Women had an essential role to act in Homer’s Odyssey not just entertaining men, gods, and monsters, but they also served as a cultural standard in which significant role and relationship are defined. Women have a vital role in the Odyssey as they have a particular personality, excellent relationship with men, and pure intentions. Despite the fact that women are not alike, their vices and virtues help to describe the role of the perfect lady. Women in Odyssey play a significant role as goddesses, princesses, wives, or even slaves. Nymph Calypso enslaves Odysseus for a number of years. Odysseus desires so much to get home to his wife, Penelope. Homer demonstrates that women have the power in the face of men. This is also evident in Ives Sure Thing where Betty initially refuses Bill’s advances. To a certain extent, women can control the action taken by men. However, both plays show the power of men in overturning situations to favor their motives.
The treatment of women in Homer’s Odyssey Judged by the current western standards, men’s treatment of women is viewed as sexist. In Homer Odyssey, women are mainly judged by their looks. Sure Thing suggests that the physical appeal of a woman is very instrumental. In Odyssey, if principal gods and men take a woman to be beautiful, or her husband or a son is a hero or holds a significant position, the woman is perceived successful. Women in Odyssey are treated based on their appearance, things that men need from them, and whether the woman has the power over men. There is also a display of double standards when it comes to certain behaviors. The poem highlights the frustrations of women as they were not allowed to have any other men in the absence of their husbands while men could lie with other women. Calypso exclaims “Oh you vile gods, in jealousy supernal!/ You hate it when we choose to lie with men” (124-125, V).

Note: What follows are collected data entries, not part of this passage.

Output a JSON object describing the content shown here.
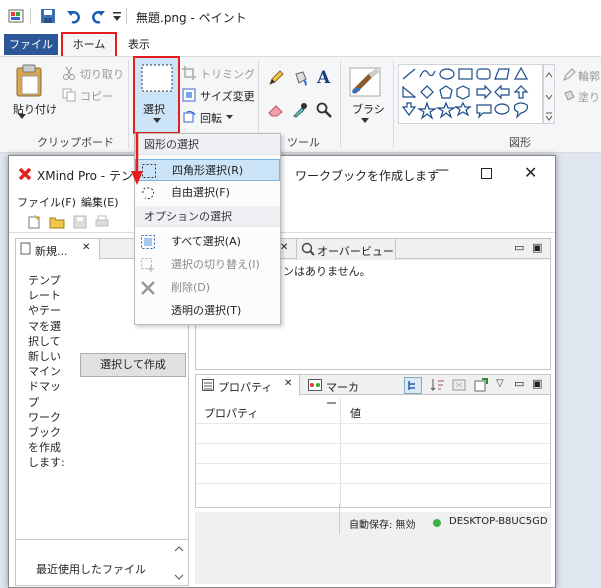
{
  "paint": {
    "title": "無題.png - ペイント",
    "tabs": {
      "file": "ファイル",
      "home": "ホーム",
      "view": "表示"
    },
    "clipboard": {
      "paste": "貼り付け",
      "cut": "切り取り",
      "copy": "コピー",
      "group": "クリップボード"
    },
    "image": {
      "select": "選択",
      "crop": "トリミング",
      "resize": "サイズ変更",
      "rotate": "回転"
    },
    "tools": {
      "group": "ツール"
    },
    "brush": {
      "label": "ブラシ"
    },
    "shapes": {
      "group": "図形",
      "outline": "輪郭",
      "fill": "塗り"
    }
  },
  "dropdown": {
    "section1": "図形の選択",
    "rect_select": "四角形選択(R)",
    "free_select": "自由選択(F)",
    "section2": "オプションの選択",
    "select_all": "すべて選択(A)",
    "invert": "選択の切り替え(I)",
    "delete": "削除(D)",
    "transparent": "透明の選択(T)"
  },
  "xmind": {
    "title": "XMind Pro - テンプ",
    "title_suffix": "ワークブックを作成します",
    "menu": {
      "file": "ファイル(F)",
      "edit": "編集(E)"
    },
    "left_pane_tab": "新規...",
    "description": [
      "テンプ",
      "レート",
      "やテー",
      "マを選",
      "択して",
      "新しい",
      "マイン",
      "ドマップ",
      "ワーク",
      "ブック",
      "を作成",
      "します:"
    ],
    "create_button": "選択して作成",
    "recent_label": "最近使用したファイル",
    "overview_tab": "オーバービュー",
    "overview_message": "インはありません。",
    "properties_tab": "プロパティ",
    "markers_tab": "マーカー",
    "prop_col1": "プロパティ",
    "prop_col2": "値",
    "autosave": "自動保存: 無効",
    "host": "DESKTOP-B8UC5GD"
  },
  "colors": {
    "accent_red": "#e31e1e",
    "file_tab": "#2b5797",
    "hover_blue": "#cce4f7"
  }
}
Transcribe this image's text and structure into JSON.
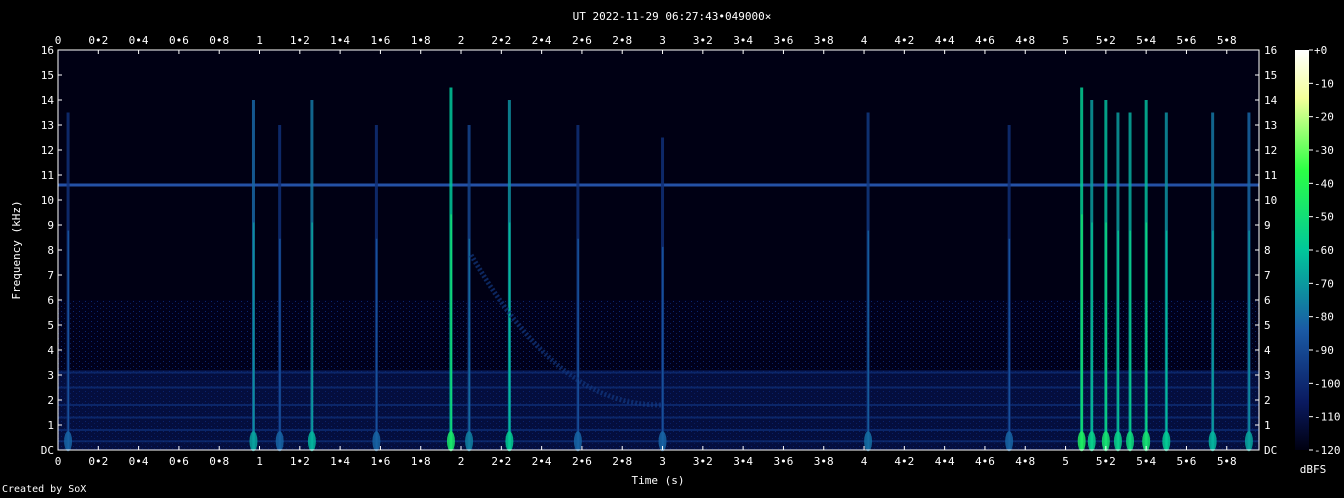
{
  "chart_data": {
    "type": "heatmap",
    "title": "UT 2022-11-29 06:27:43•049000×",
    "xlabel": "Time (s)",
    "ylabel": "Frequency (kHz)",
    "xlim": [
      0,
      5.96
    ],
    "ylim": [
      0,
      16
    ],
    "x_ticks": [
      "0",
      "0•2",
      "0•4",
      "0•6",
      "0•8",
      "1",
      "1•2",
      "1•4",
      "1•6",
      "1•8",
      "2",
      "2•2",
      "2•4",
      "2•6",
      "2•8",
      "3",
      "3•2",
      "3•4",
      "3•6",
      "3•8",
      "4",
      "4•2",
      "4•4",
      "4•6",
      "4•8",
      "5",
      "5•2",
      "5•4",
      "5•6",
      "5•8"
    ],
    "y_ticks": [
      "DC",
      "1",
      "2",
      "3",
      "4",
      "5",
      "6",
      "7",
      "8",
      "9",
      "10",
      "11",
      "12",
      "13",
      "14",
      "15",
      "16"
    ],
    "colorbar": {
      "label": "dBFS",
      "ticks": [
        "+0",
        "-10",
        "-20",
        "-30",
        "-40",
        "-50",
        "-60",
        "-70",
        "-80",
        "-90",
        "-100",
        "-110",
        "-120"
      ],
      "range": [
        -120,
        0
      ]
    },
    "hum_line_khz": 10.6,
    "clicks": [
      {
        "t": 0.05,
        "fmax": 13.5,
        "level": -100
      },
      {
        "t": 0.97,
        "fmax": 14.0,
        "level": -88
      },
      {
        "t": 1.1,
        "fmax": 13.0,
        "level": -100
      },
      {
        "t": 1.26,
        "fmax": 14.0,
        "level": -85
      },
      {
        "t": 1.58,
        "fmax": 13.0,
        "level": -100
      },
      {
        "t": 1.95,
        "fmax": 14.5,
        "level": -70
      },
      {
        "t": 2.04,
        "fmax": 13.0,
        "level": -95
      },
      {
        "t": 2.24,
        "fmax": 14.0,
        "level": -80
      },
      {
        "t": 2.58,
        "fmax": 13.0,
        "level": -100
      },
      {
        "t": 3.0,
        "fmax": 12.5,
        "level": -100
      },
      {
        "t": 4.02,
        "fmax": 13.5,
        "level": -98
      },
      {
        "t": 4.72,
        "fmax": 13.0,
        "level": -100
      },
      {
        "t": 5.08,
        "fmax": 14.5,
        "level": -68
      },
      {
        "t": 5.13,
        "fmax": 14.0,
        "level": -78
      },
      {
        "t": 5.2,
        "fmax": 14.0,
        "level": -72
      },
      {
        "t": 5.26,
        "fmax": 13.5,
        "level": -78
      },
      {
        "t": 5.32,
        "fmax": 13.5,
        "level": -75
      },
      {
        "t": 5.4,
        "fmax": 14.0,
        "level": -72
      },
      {
        "t": 5.5,
        "fmax": 13.5,
        "level": -80
      },
      {
        "t": 5.73,
        "fmax": 13.5,
        "level": -85
      },
      {
        "t": 5.91,
        "fmax": 13.5,
        "level": -88
      }
    ],
    "sweep": {
      "t_start": 2.05,
      "f_start": 7.8,
      "t_end": 3.0,
      "f_end": 1.8,
      "level": -98
    }
  },
  "footer": {
    "credit": "Created by SoX"
  }
}
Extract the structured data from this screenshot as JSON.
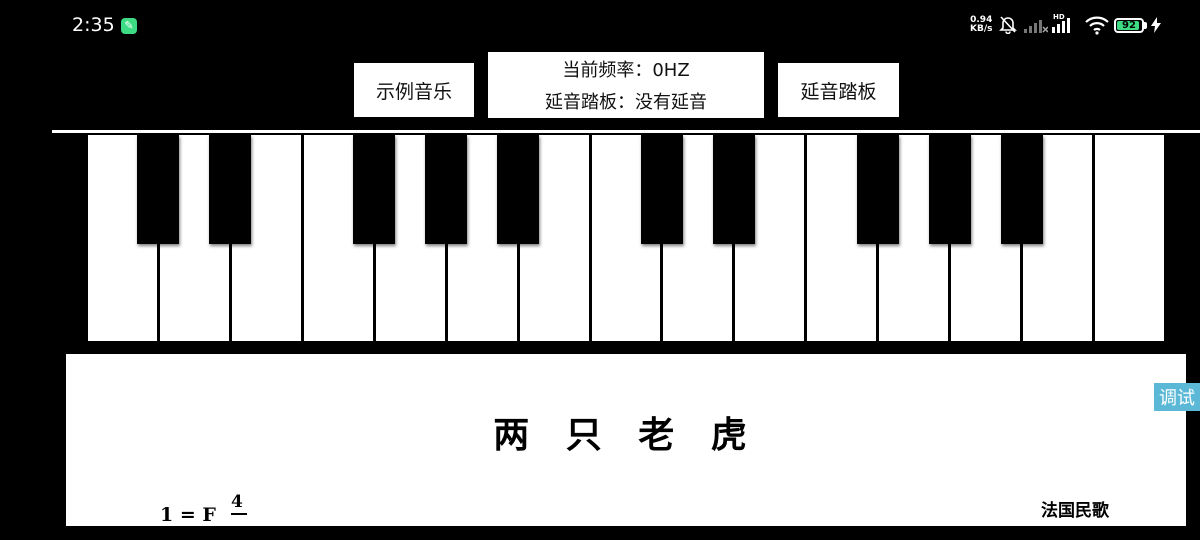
{
  "status_bar": {
    "time": "2:35",
    "net_speed_value": "0.94",
    "net_speed_unit": "KB/s",
    "hd_label": "HD",
    "battery_level": "92",
    "battery_fraction": 0.92
  },
  "controls": {
    "sample_music_label": "示例音乐",
    "sustain_pedal_label": "延音踏板",
    "current_frequency": "当前频率：0HZ",
    "pedal_status": "延音踏板：没有延音"
  },
  "sheet": {
    "title": "两 只 老 虎",
    "key_signature": "1 = F",
    "time_signature_top": "4",
    "composer": "法国民歌"
  },
  "debug": {
    "label": "调试"
  },
  "colors": {
    "accent_green": "#3ddc84",
    "debug_blue": "#5bb8d6"
  },
  "icons": {
    "app": "wrench-icon",
    "notifications": "bell-muted-icon",
    "wifi": "wifi-icon",
    "charging": "lightning-icon"
  }
}
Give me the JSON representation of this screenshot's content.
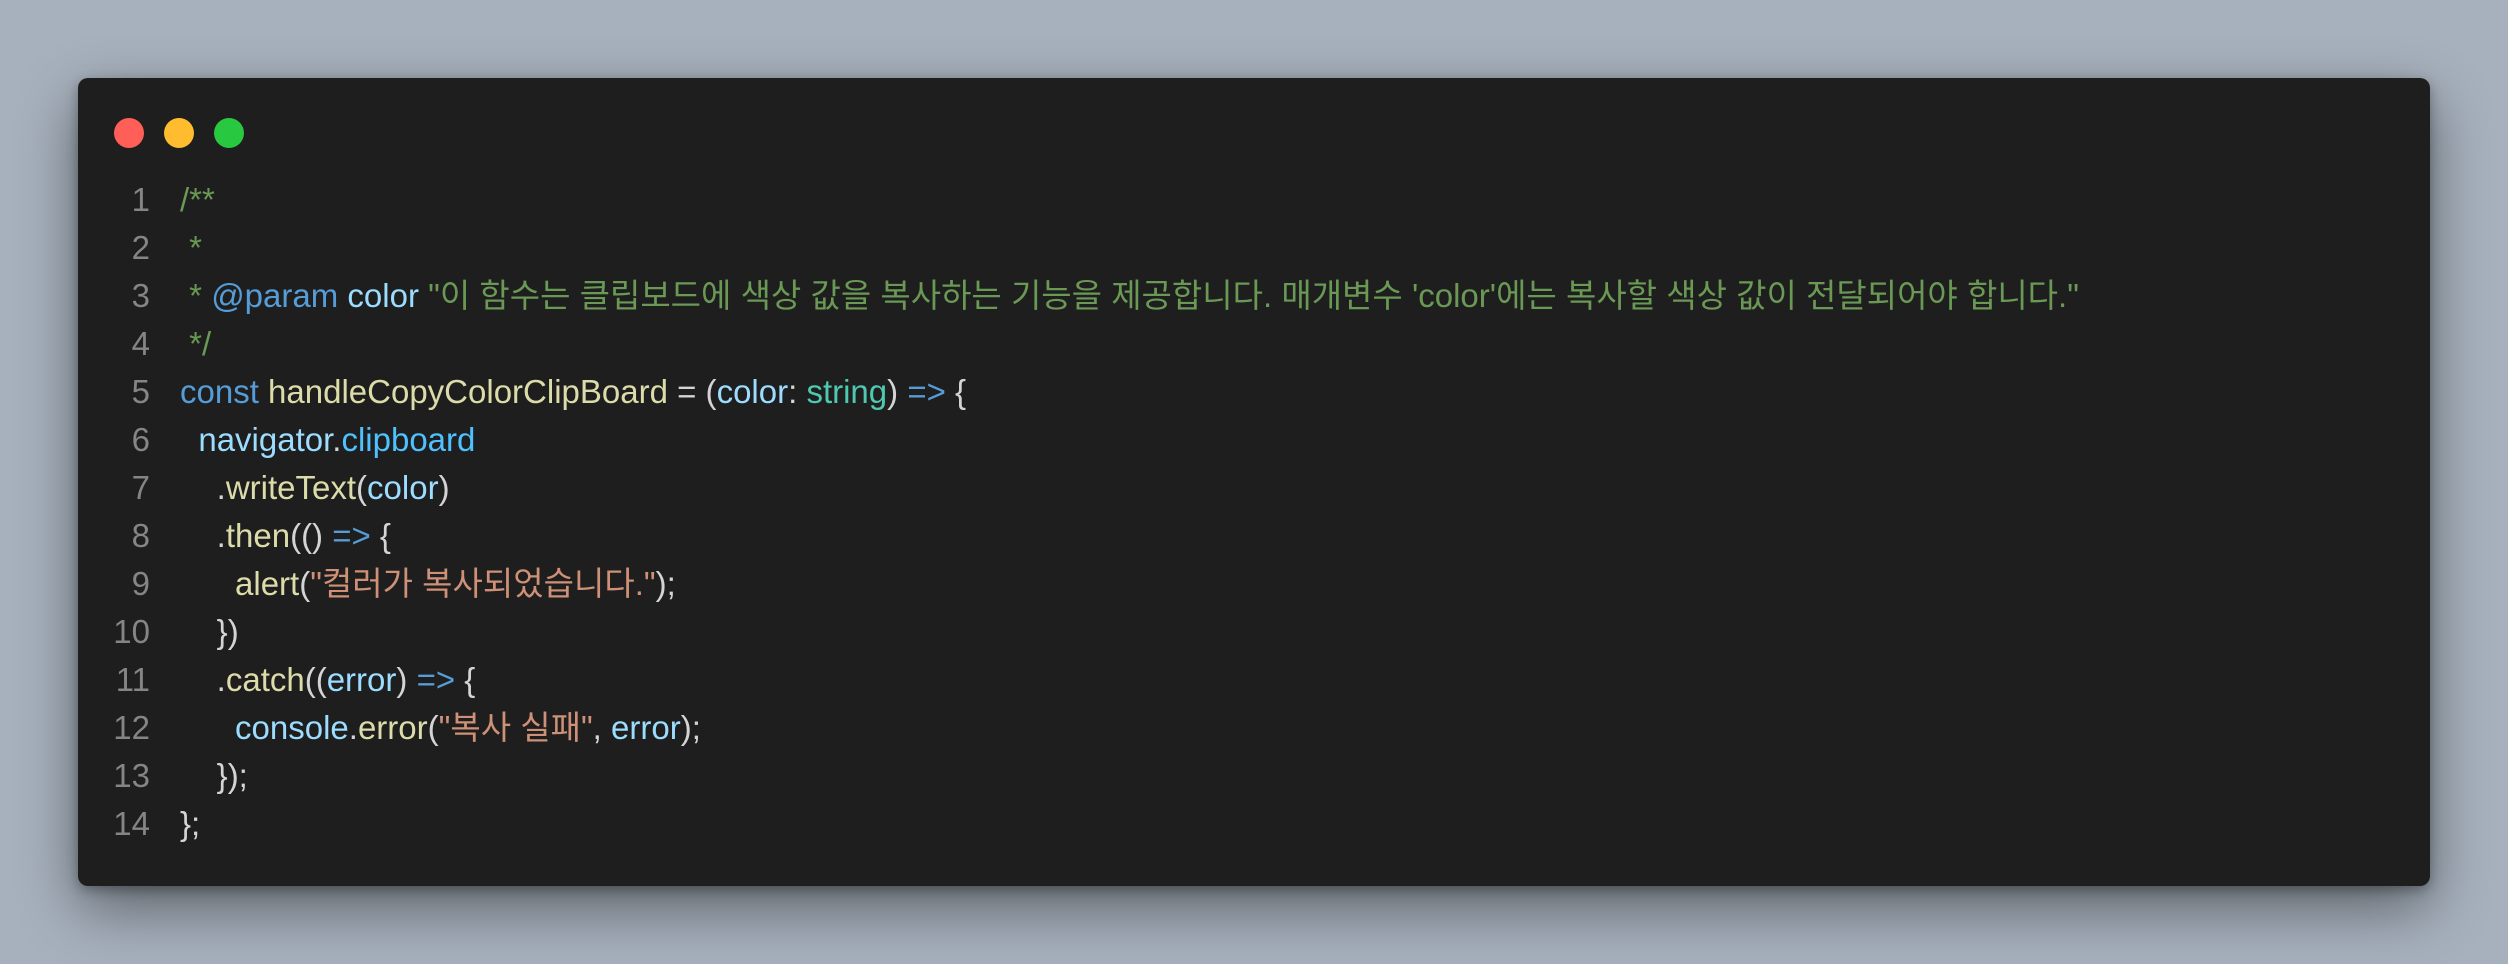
{
  "window": {
    "controls": [
      "close",
      "minimize",
      "maximize"
    ],
    "colors": {
      "close": "#ff5f57",
      "minimize": "#febc2e",
      "maximize": "#28c840",
      "background": "#1e1e1e"
    }
  },
  "code": {
    "lines": [
      {
        "num": "1",
        "tokens": [
          "/**"
        ]
      },
      {
        "num": "2",
        "tokens": [
          " *"
        ]
      },
      {
        "num": "3",
        "tokens": [
          " * ",
          "@param",
          " ",
          "color",
          " \"이 함수는 클립보드에 색상 값을 복사하는 기능을 제공합니다. 매개변수 'color'에는 복사할 색상 값이 전달되어야 합니다.\""
        ]
      },
      {
        "num": "4",
        "tokens": [
          " */"
        ]
      },
      {
        "num": "5",
        "tokens": [
          "const",
          " ",
          "handleCopyColorClipBoard",
          " = (",
          "color",
          ": ",
          "string",
          ") ",
          "=>",
          " {"
        ]
      },
      {
        "num": "6",
        "tokens": [
          "  ",
          "navigator",
          ".",
          "clipboard"
        ]
      },
      {
        "num": "7",
        "tokens": [
          "    .",
          "writeText",
          "(",
          "color",
          ")"
        ]
      },
      {
        "num": "8",
        "tokens": [
          "    .",
          "then",
          "(() ",
          "=>",
          " {"
        ]
      },
      {
        "num": "9",
        "tokens": [
          "      ",
          "alert",
          "(",
          "\"컬러가 복사되었습니다.\"",
          ");"
        ]
      },
      {
        "num": "10",
        "tokens": [
          "    })"
        ]
      },
      {
        "num": "11",
        "tokens": [
          "    .",
          "catch",
          "((",
          "error",
          ") ",
          "=>",
          " {"
        ]
      },
      {
        "num": "12",
        "tokens": [
          "      ",
          "console",
          ".",
          "error",
          "(",
          "\"복사 실패\"",
          ", ",
          "error",
          ");"
        ]
      },
      {
        "num": "13",
        "tokens": [
          "    });"
        ]
      },
      {
        "num": "14",
        "tokens": [
          "};"
        ]
      }
    ]
  }
}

All social relationships outside the Oikos are carried out by men. The institution of guest friendship was done by men only, and the social specialty of women was restricted. The women’s specialty was in the household but occasionally attended the social events. Men gave the orders as women were restricted to household work as noted in this quote, “tend to your own tasks, the distaff, and the loom, and keep the women working hard as well. As for giving orders, men will see to that” (89:410-414).
The play Sure Thing, points out the fundamental things one needs to be sure of when dating. Throughout the play, there is one character who wants a certain thing in a relationship, and most of the time it calls for a bell ringing. Betty does not know Bill meaning she was looking for a certain thing. Ives is trying to conclude that certain things do not end to normative relationships. From the play, it is clear that men are the ones who initiate a conversation with women. At first, women will resist the discussion but later give in to the conversation. It shows that the role of women has been relegated to be controlled by men. The superiority of women towards men or over a situation is suppressed.
Homer and Norman Dietz. The Odyssey. Prince Frederick: Recorded Books, 1989. Print.